Efforts to deepen the European Union's single market for capital are stalling as member states remain sharply divided over who should oversee financial markets. The impasse threatens to undermine the bloc's broader competitiveness agenda, which Brussels has prioritised to reduce dependence on the United States and China.
At the heart of the dispute is a proposal from the European Commission to grant additional supervisory powers to the European Securities and Markets Authority (ESMA), the EU's financial markets watchdog. Currently, national regulators hold primary authority, leading to a patchwork of rules and enforcement practices that hinder cross-border investment and savings flows.
Discussions among EU finance ministers in Brussels on Tuesday failed to bridge the gap, with no agreement reached and little technical progress reported.
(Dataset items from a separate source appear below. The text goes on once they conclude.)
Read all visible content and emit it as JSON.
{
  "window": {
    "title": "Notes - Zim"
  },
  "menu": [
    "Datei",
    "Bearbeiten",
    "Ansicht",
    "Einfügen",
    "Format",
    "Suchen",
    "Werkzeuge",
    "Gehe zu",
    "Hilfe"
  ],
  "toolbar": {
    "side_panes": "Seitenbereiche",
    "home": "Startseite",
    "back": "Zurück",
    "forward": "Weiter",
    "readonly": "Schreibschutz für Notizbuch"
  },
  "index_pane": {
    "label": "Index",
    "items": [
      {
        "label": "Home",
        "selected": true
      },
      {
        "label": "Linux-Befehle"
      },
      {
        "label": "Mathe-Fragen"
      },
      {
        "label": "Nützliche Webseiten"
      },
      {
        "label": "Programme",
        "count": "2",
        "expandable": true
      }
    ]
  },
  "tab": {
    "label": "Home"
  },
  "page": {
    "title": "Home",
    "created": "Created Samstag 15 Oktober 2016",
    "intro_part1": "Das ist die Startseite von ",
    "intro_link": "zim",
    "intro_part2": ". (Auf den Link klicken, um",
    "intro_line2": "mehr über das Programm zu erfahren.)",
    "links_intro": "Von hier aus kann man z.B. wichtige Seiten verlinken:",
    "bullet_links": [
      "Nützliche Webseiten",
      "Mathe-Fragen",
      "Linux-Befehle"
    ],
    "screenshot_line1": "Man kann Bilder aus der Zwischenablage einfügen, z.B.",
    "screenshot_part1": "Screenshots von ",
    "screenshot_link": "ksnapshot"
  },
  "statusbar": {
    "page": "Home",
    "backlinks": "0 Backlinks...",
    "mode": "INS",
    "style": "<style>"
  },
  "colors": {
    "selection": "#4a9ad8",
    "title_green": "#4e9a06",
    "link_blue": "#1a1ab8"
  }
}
An EU diplomat told Euronews that expectations of a deal by June now appear optimistic.
Why Capital Markets Integration Matters
Capital markets — where companies, governments, and individuals raise and invest funds through shares, bonds, and other instruments — remain largely fragmented along national lines. While some EU-wide rules exist, their implementation and supervision vary significantly from one country to another.
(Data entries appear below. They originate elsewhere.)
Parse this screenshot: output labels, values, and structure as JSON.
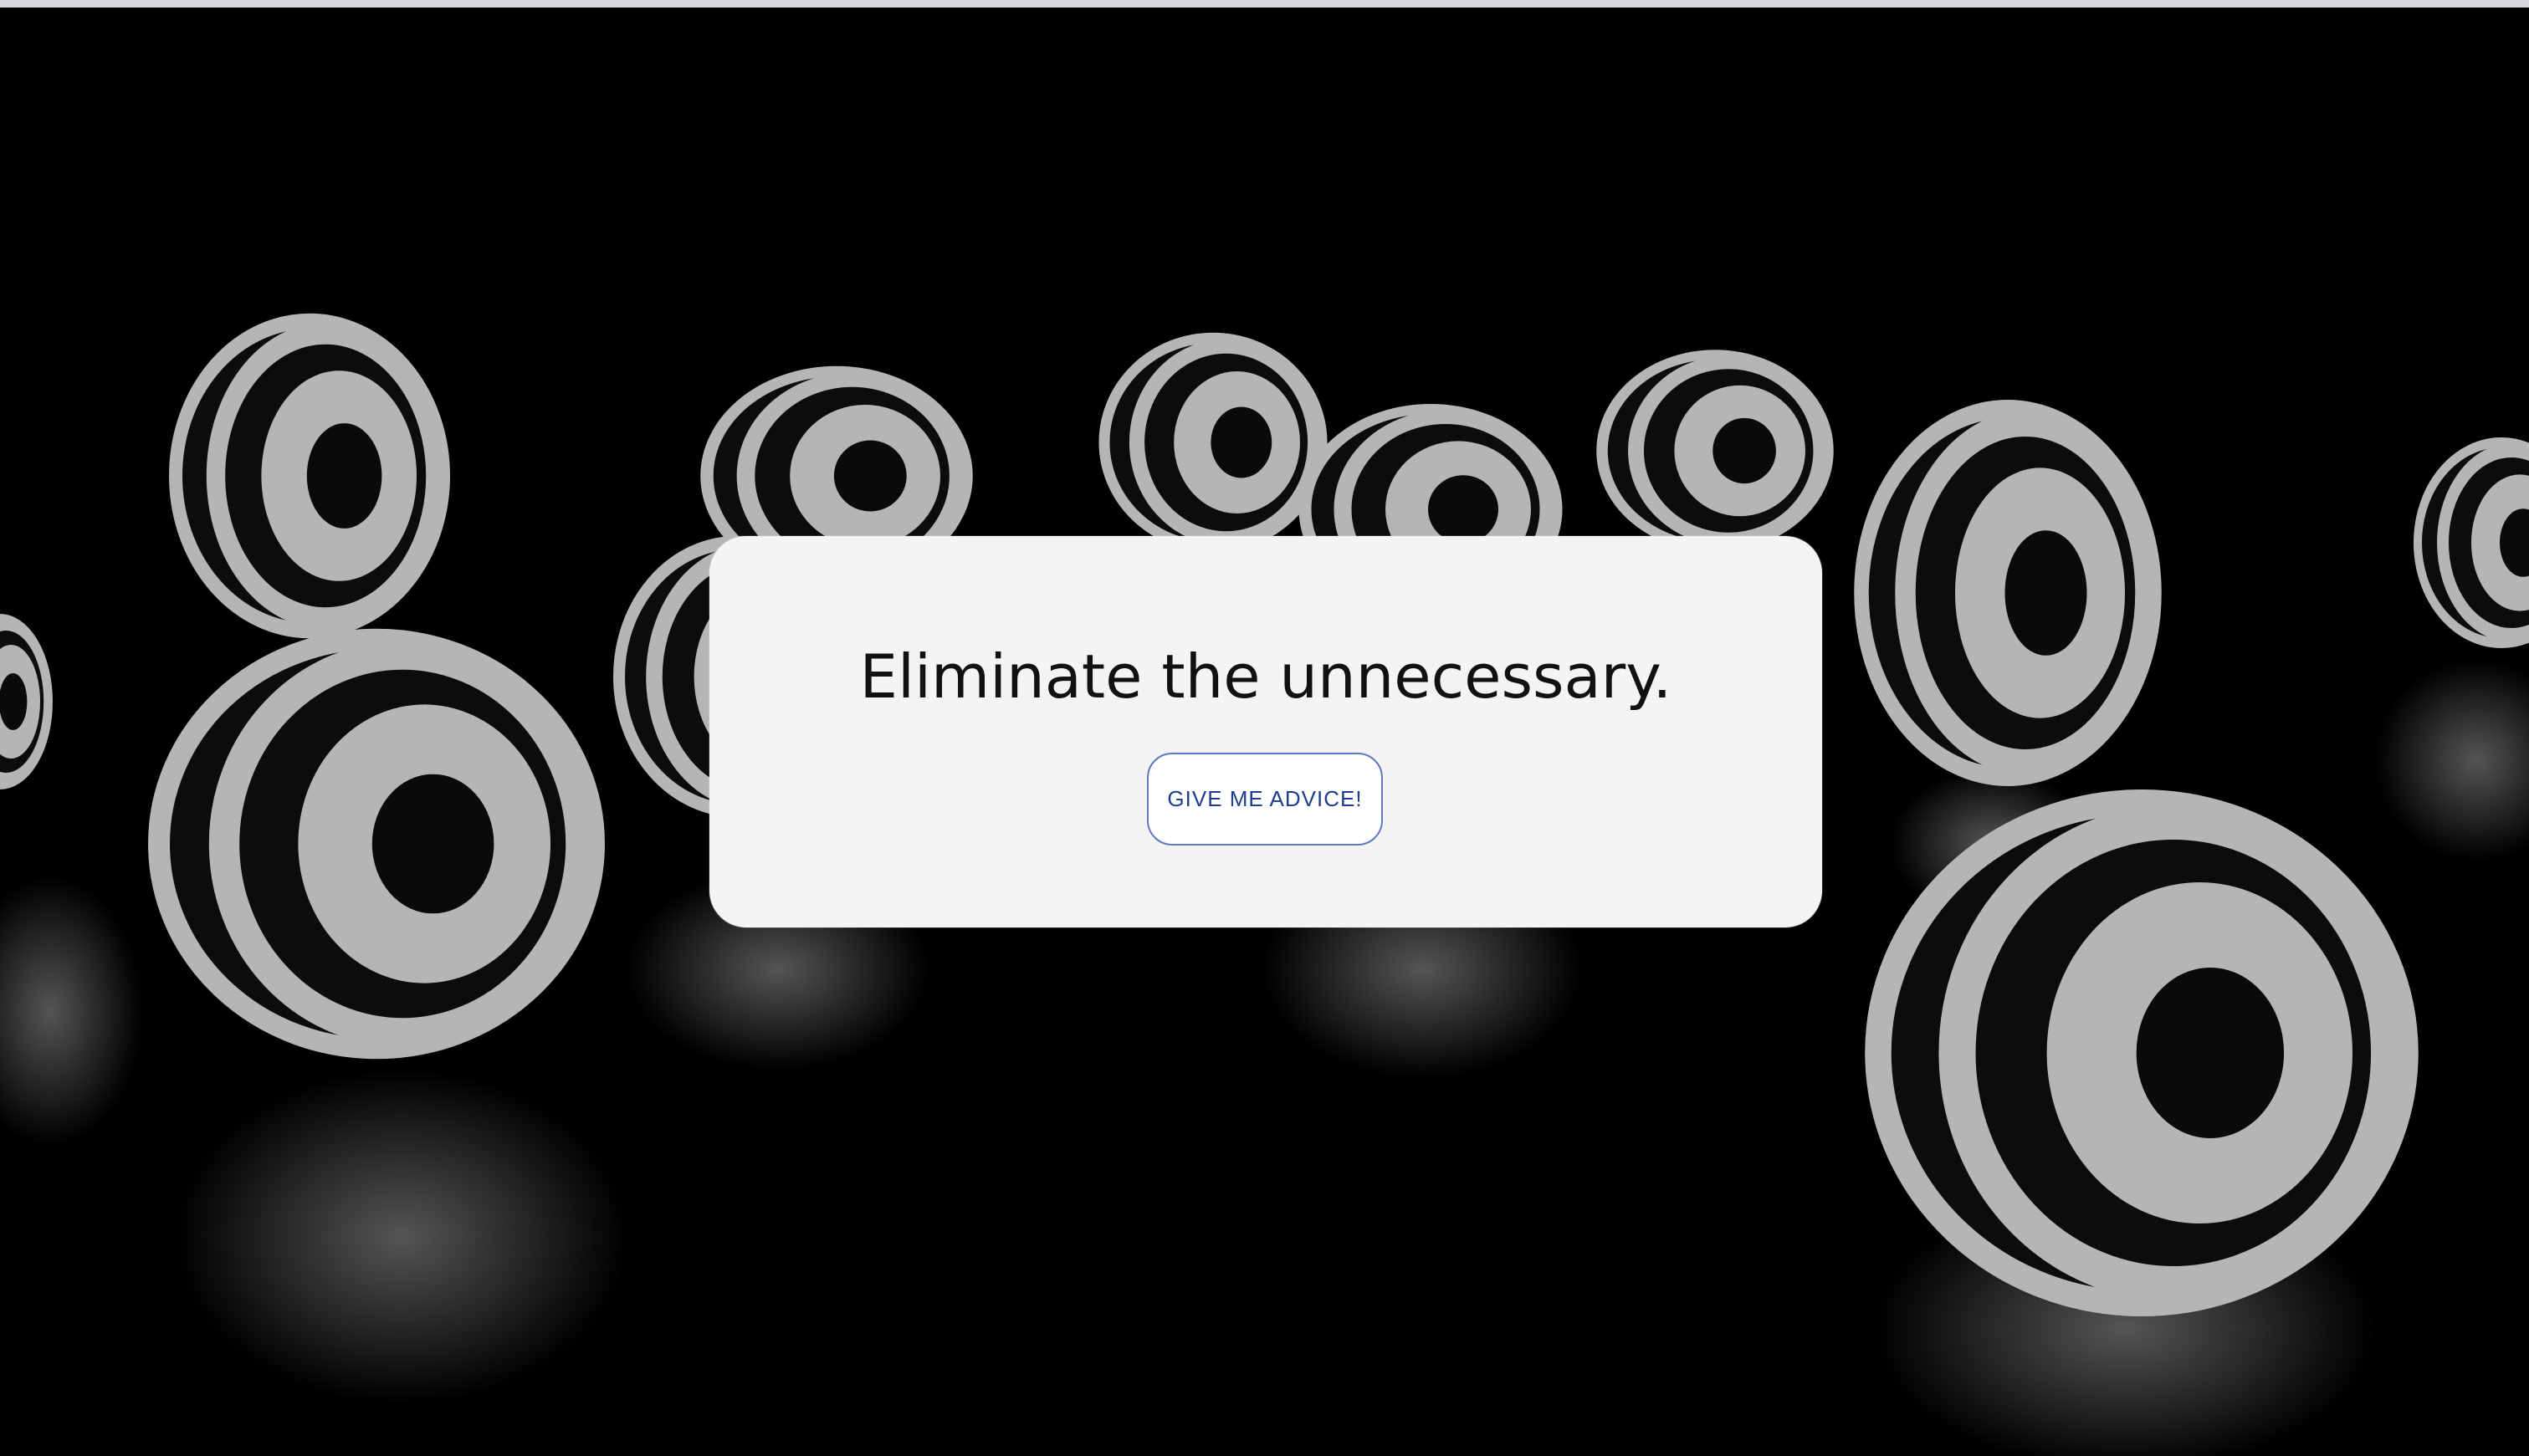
{
  "card": {
    "quote": "Eliminate the unnecessary.",
    "button_label": "GIVE ME ADVICE!"
  },
  "colors": {
    "background": "#000000",
    "card": "#f4f4f4",
    "button_border": "#5a7bc0",
    "button_text": "#1e3f8f"
  }
}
Proponents of deeper integration argue that harmonised supervision would lower costs and improve access to funding for businesses and savers. According to 2025 data from the International Monetary Fund, internal barriers within the single market are equivalent to a tariff of 44% on goods and as much as 110% on services — a drag on economic growth and competitiveness.
The European Commission reported that in 2024, the market capitalisation of EU stock exchanges stood at 73% of GDP, compared with 270% in the United States. This gap underscores the bloc's reliance on bank lending rather than capital markets, limiting financing options for innovative companies and startups.
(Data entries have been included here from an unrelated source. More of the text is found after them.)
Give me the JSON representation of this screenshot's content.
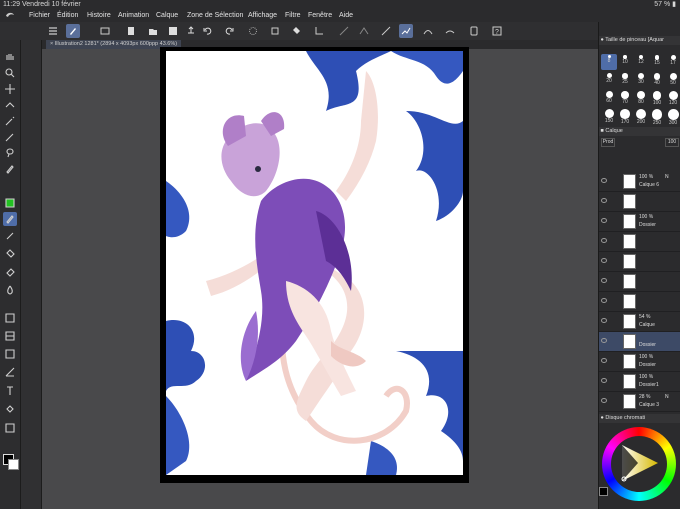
{
  "statusbar": {
    "time": "11:29",
    "date": "Vendredi 10 février",
    "battery": "57 %"
  },
  "menu": [
    "Fichier",
    "Édition",
    "Histoire",
    "Animation",
    "Calque",
    "Zone de Sélection",
    "Affichage",
    "Filtre",
    "Fenêtre",
    "Aide"
  ],
  "tab": {
    "label": "Illustration2 1281* (2894 x 4093px 600ppp 43.6%)"
  },
  "brush_panel": {
    "title": "Taille de pinceau [Aquar",
    "sizes": [
      "8",
      "10",
      "12",
      "15",
      "17",
      "20",
      "25",
      "30",
      "40",
      "50",
      "60",
      "70",
      "80",
      "100",
      "120",
      "150",
      "170",
      "200",
      "250",
      "300"
    ],
    "selected": "8"
  },
  "layer_panel": {
    "title": "Calque",
    "blend_mode": "Prod",
    "opacity": "100",
    "layers": [
      {
        "opacity": "100 %",
        "mode": "N",
        "name": "Calque 6"
      },
      {
        "opacity": "",
        "mode": "",
        "name": ""
      },
      {
        "opacity": "100 %",
        "mode": "",
        "name": "Dossier"
      },
      {
        "opacity": "",
        "mode": "",
        "name": ""
      },
      {
        "opacity": "",
        "mode": "",
        "name": ""
      },
      {
        "opacity": "",
        "mode": "",
        "name": ""
      },
      {
        "opacity": "",
        "mode": "",
        "name": ""
      },
      {
        "opacity": "54 %",
        "mode": "",
        "name": "Calque"
      },
      {
        "opacity": "",
        "mode": "",
        "name": "Dossier"
      },
      {
        "opacity": "100 %",
        "mode": "",
        "name": "Dossier"
      },
      {
        "opacity": "100 %",
        "mode": "",
        "name": "Dossier1"
      },
      {
        "opacity": "28 %",
        "mode": "N",
        "name": "Calque 3"
      }
    ]
  },
  "color_panel": {
    "title": "Disque chromati"
  },
  "icons": {
    "tools": [
      "hand-icon",
      "zoom-icon",
      "move-icon",
      "layer-move-icon",
      "magic-wand-icon",
      "eyedropper-icon",
      "lasso-icon",
      "pen-icon",
      "green-color-icon",
      "pencil-icon",
      "brush-icon",
      "fill-icon",
      "eraser-icon",
      "blend-icon",
      "shape-icon",
      "frame-icon",
      "gradient-icon",
      "ruler-icon",
      "text-icon",
      "correct-icon",
      "selection-icon"
    ],
    "commands": [
      "menu-icon",
      "pen-tool-icon",
      "browser-icon",
      "new-icon",
      "open-icon",
      "save-icon",
      "export-icon",
      "undo-icon",
      "redo-icon",
      "spinner-icon",
      "transform-icon",
      "bucket-icon"
    ]
  }
}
The competitiveness agenda, championed by EU leaders including European Commission President Ursula von der Leyen, aims to create a genuine single market for capital. But the reluctance of several member states to cede national supervisory powers to the EU level has repeatedly blocked progress.
Countries such as Germany and France have expressed caution, fearing that centralised oversight could undermine local regulatory expertise and responsiveness. Smaller member states worry about being overshadowed by larger financial hubs like London (now outside the EU) or Frankfurt.
The deadlock comes as the EU faces mounting external pressures. The bloc is navigating trade tensions with the United States, where President Donald Trump has threatened 25% auto tariffs, and managing geopolitical risks from the Middle East. Meanwhile, the EU's Digital Markets Act has shown that Brussels can act decisively on regulation, but capital markets remain a tougher nut to crack.
Without progress on supervision, the EU risks falling further behind global competitors. The IMF data highlights that internal barriers are not just a bureaucratic nuisance — they impose real costs on businesses and consumers. A harmonised capital market could unlock billions of euros in investment, supporting the green transition, digitalisation, and defence spending.
For now, the ball remains in the court of national governments. The European Commission has put forward its proposal, but it is up to member states to find common ground. With the June deadline slipping away, the question is whether political will can overcome entrenched national interests.